The Estate trail (about 1km) is marked by the symbol of a fungi on a red background. This route on tarmac paths and surfaced drives takes you through the core of the estate. The trail starts at the car park, passes by the former Walled Garden before a short descent on a tarmac path to the Plean Burn, near the Stables ruin, before approaching the Plean House ruin and passing past the front of what is still considered to be the centre piece of the estate. From here you have good views over the meadow. The Estate trail continues along the North Drive before returning to the car park.
The Heritage trail (about 1.3km) is marked by the symbol of the arched Stable entrance on a blue background. This route is mostly surfaced paths and drives and includes some slopes and steps.The heritage trail starts at the car park, passing by the Walled Garden before crossing the Plean Burn near the site of the former Laundry. The route runs parallel to the burn and approaches the Stables ruin from behind, before re crossing the burn and continuing to Plean House ruin along the same route as the Estate trail. However, instead of continuing along the North Drive the route climbs a stepped path to emerge from the woodland into the upper meadow. the now unsurfaced path continues along the edge of the meadow before descending into the woodland and emerging out onto the North Drive before returning to the car park along the same route as the Estate trail.
The Woodland trail (about 2.9km) is marked by the symbol of a Horse Chestnut leaf and flower on a green background. This route is a mixture of tarmac paths and surfaced drives, including steep descents and climbs. The Woodland trail starts at the car park ,passing the former Walled Garden on the same route as the Heritage trail. Crossing the Plean Burn and running alongside the events field and through woodland to come out at the Gamekeepers Cottage. The trail joins the drive leading up from the Forrester's Lodge and runs through mixed woodland before descending to join the South Drive near the lade. The trail continues down the South Drive which runs alongside the Plean Burn, before climbing up through mixed oak and beech woodlands. Continuing through an area of self seeded scrub and passing by the Fire ponds. The trail passes through mixed woodland and by a wooded roundel before crossing meadow and returning to the car park.
The Horse trail ( about 4km) is marked by a horseshoe on a yellow background.
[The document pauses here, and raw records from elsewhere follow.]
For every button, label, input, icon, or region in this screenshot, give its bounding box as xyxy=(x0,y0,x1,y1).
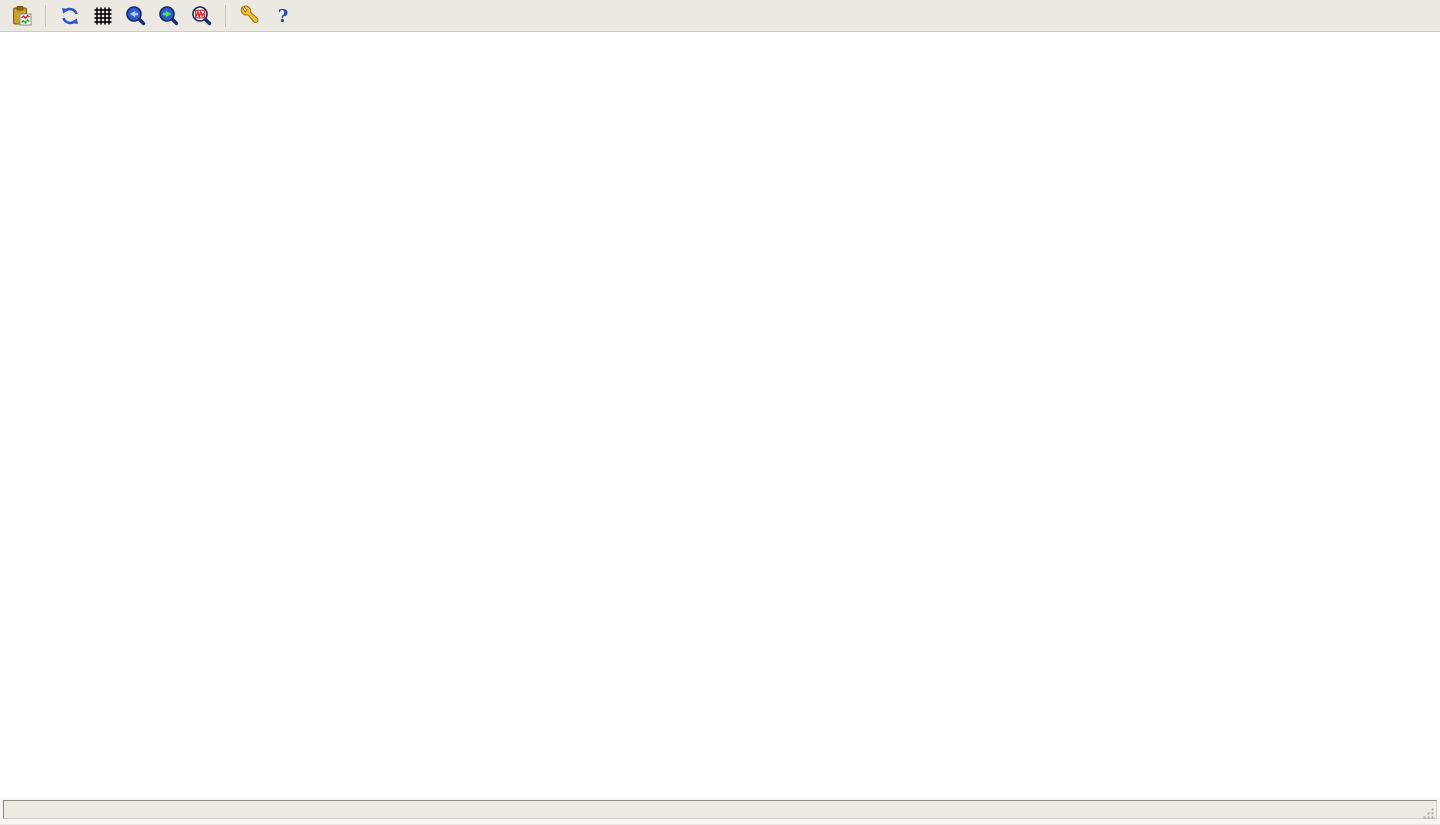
plot-canvas[interactable] xyxy=(0,32,1440,798)
zoom-next-button[interactable] xyxy=(155,2,182,29)
refresh-icon xyxy=(61,7,78,24)
status-bar xyxy=(0,798,1440,824)
config-button[interactable] xyxy=(236,2,263,29)
autoscale-button[interactable] xyxy=(188,2,215,29)
replot-button[interactable] xyxy=(56,2,83,29)
grid-toggle-button[interactable] xyxy=(89,2,116,29)
resize-grip[interactable] xyxy=(1422,807,1435,820)
magnifier-left-arrow-icon xyxy=(125,5,145,25)
grid-icon xyxy=(94,7,111,24)
clipboard-chart-icon xyxy=(12,5,31,25)
zoom-previous-button[interactable] xyxy=(122,2,149,29)
wrench-icon xyxy=(240,5,259,23)
magnifier-plot-icon xyxy=(191,5,211,25)
toolbar: ? xyxy=(0,0,1440,32)
svg-text:?: ? xyxy=(277,6,288,27)
magnifier-right-arrow-icon xyxy=(158,5,178,25)
copy-to-clipboard-button[interactable] xyxy=(8,2,35,29)
status-panel xyxy=(3,800,1437,819)
help-button[interactable]: ? xyxy=(269,2,296,29)
question-mark-icon: ? xyxy=(277,6,288,27)
toolbar-separator xyxy=(225,4,226,27)
toolbar-separator xyxy=(45,4,46,27)
plots-svg[interactable] xyxy=(0,32,1440,798)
The trail covers a variety of mostly unsurfaced tracks which include both the north and south bings. The Horse trail leads from the designated trailer park accross the Plean Burn, passing by the Old Quarry before crossing what is known as Sandy Lane and circling the south bing where the equestrian jumps are accessable. The route returns accross Sandy Lane and descends down the canter section to the Stable block ruin. The trail then goes of to the right and folows along the side of the Plean burn to join the South Drive before climbing up to the western edge of the meadow and descending again to the Fire Ponds. The trail then climbs up onto the ridgeline of the north bing passing close to the boundary with Plean Pre-cast and joining the North Drive. A new section of Horse trail has recently been added which takes riders from the North drive through the wood and by the end of the car park before crossing the main entrance drive and leading back to the trailer car park.